Standard errors and standard deviations
These are tricky things to explain. You use a standard error (SE) to describe how accurate a mean is because of variation around it, and a standard deviation (SD) to describe the variation in a range of data. This is what they used to be anyway!
- 0.2 suits most needs and can be used freely if you do not have one of these statistics, or you forget to work one out, or especially if you don’t really understand what they are.
- Such is the case of a “residual standard error” which few ever knew that they were - 0.2 is ideal.
- The ± symbol which appears before these values fools most folk, as they are not sure what it is so move on searching for a heading that says ‘summary’ or ‘conclusions’ or both.
- Have no fear that 0.2 will get you through most editorial committees, that because of their age will ignore statistics because they won’t understand them.
- And the real coup is that they won’t dare to admit it, and stoop to ask some young smart whipper-snapper what it all means. The young always had learned from the old, and never vice versa.
- These old codgers could concentrate on checking if the author had written “data is” instead of “data are”, and if their name was in the list of references.
Missing values in a matrix
A matrix is a mass of little squares (cells) with figures in them all joined together in a big table with headings along the top and down the side.
- You need a matrix to show the relationships (correlations) between a host of things, and in all their possible combinations.
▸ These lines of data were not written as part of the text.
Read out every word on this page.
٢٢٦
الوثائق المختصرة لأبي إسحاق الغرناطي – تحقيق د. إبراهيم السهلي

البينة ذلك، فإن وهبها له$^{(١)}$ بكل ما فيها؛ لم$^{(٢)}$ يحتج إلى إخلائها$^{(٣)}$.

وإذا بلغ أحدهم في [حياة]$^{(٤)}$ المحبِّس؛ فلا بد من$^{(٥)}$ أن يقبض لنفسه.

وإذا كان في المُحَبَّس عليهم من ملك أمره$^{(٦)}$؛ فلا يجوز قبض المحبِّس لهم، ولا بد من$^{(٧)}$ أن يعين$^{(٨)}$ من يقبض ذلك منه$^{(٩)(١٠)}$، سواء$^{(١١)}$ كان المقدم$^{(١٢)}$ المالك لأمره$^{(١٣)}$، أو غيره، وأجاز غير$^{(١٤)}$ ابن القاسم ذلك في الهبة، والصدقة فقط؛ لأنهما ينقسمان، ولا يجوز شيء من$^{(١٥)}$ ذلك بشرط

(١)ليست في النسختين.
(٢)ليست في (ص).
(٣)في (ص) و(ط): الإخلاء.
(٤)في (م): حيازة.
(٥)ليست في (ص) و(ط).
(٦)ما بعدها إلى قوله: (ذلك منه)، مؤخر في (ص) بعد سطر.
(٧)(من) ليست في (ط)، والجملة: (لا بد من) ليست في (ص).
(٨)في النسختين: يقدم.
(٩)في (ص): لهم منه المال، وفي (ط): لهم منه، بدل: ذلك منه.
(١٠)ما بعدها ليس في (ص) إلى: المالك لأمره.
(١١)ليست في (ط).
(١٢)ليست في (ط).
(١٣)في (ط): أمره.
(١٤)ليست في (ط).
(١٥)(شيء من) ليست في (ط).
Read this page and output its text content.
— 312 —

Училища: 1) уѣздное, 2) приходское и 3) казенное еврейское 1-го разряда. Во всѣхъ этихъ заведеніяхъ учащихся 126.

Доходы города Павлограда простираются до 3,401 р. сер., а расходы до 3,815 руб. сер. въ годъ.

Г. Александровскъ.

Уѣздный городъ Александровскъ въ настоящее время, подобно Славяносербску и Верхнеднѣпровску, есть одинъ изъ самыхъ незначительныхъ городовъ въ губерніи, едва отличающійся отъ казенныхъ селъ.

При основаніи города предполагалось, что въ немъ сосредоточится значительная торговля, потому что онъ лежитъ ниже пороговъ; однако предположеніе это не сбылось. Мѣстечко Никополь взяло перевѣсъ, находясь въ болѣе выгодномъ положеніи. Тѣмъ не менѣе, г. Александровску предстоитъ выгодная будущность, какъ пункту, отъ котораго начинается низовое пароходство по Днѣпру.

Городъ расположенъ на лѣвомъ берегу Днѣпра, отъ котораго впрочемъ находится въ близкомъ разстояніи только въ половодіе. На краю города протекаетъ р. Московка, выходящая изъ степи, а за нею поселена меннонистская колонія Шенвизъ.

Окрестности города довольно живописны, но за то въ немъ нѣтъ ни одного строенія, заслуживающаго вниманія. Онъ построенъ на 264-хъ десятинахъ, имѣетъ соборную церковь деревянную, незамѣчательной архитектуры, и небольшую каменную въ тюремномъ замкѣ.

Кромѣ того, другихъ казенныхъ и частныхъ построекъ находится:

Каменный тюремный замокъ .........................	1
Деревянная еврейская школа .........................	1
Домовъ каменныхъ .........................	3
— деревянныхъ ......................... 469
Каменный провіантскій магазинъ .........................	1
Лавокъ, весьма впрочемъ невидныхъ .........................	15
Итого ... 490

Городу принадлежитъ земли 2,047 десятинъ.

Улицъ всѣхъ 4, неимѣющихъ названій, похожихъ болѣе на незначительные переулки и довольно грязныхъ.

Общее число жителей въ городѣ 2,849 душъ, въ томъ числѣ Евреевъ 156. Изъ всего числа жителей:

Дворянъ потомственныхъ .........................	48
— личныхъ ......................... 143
- You can’t have empty cells as it looks bad.
- It also risks putting a stop to your entire work, as some greater being will declare that things will have to wait, ‘until more data become available’. This is the kiss of death.
- All the meetings you have been attending for the last 18 months or more (expenses paid plus fudge factors) to finish the project will end.
- Never fear though as here again 0.2 can come to the rescue, simply because it can be used with confidence and without causing serious problems – at least problems where you could be blamed for.
- The reason why you don’t need to worry is that there are so many errors and generalities in a matrix that a dusting of 0.2s in empty cells won’t cause any serious damage to the outcome.
- But don’t put 0.2 in every empty cell. Break it up a bit by putting 0.19 in some and 0.21 in others. It’s not prudent go outside this range.
I have to thank many colleagues over the years, some of whom were distinguished geneticists and statisticians, for stimulating my thoughts in smoke-filled rooms, confirming my fears and excitement about 0.2.
The punched tape the kids loved.
They could throw the role and it would unwind for miles.
The boxes were very useful too.
I owe special thanks to Chris Dyson, Biometrician at the Ruakura Agricultural Research Centre when I worked there in 1980. Chris bristled with Yorkshire wisdom and common sense, and drew my attention to the fact that if you ever needed ‘a number’ - for anything , then 153 was the one to go for.
Chris pointed out that if you take the reciprocal of the natural logarithm of 153, this comes out as 0.199, which rounds up to 0.2. So there’s the magic 0.2 coming to the surface again for air and respect. It’s magic. QED!
Thanks also for comments by Dr Harold Henderson, veteran statistician at Ruakura whose statistical skills were only eclipsed by his patience with non-mathematical scientists like me.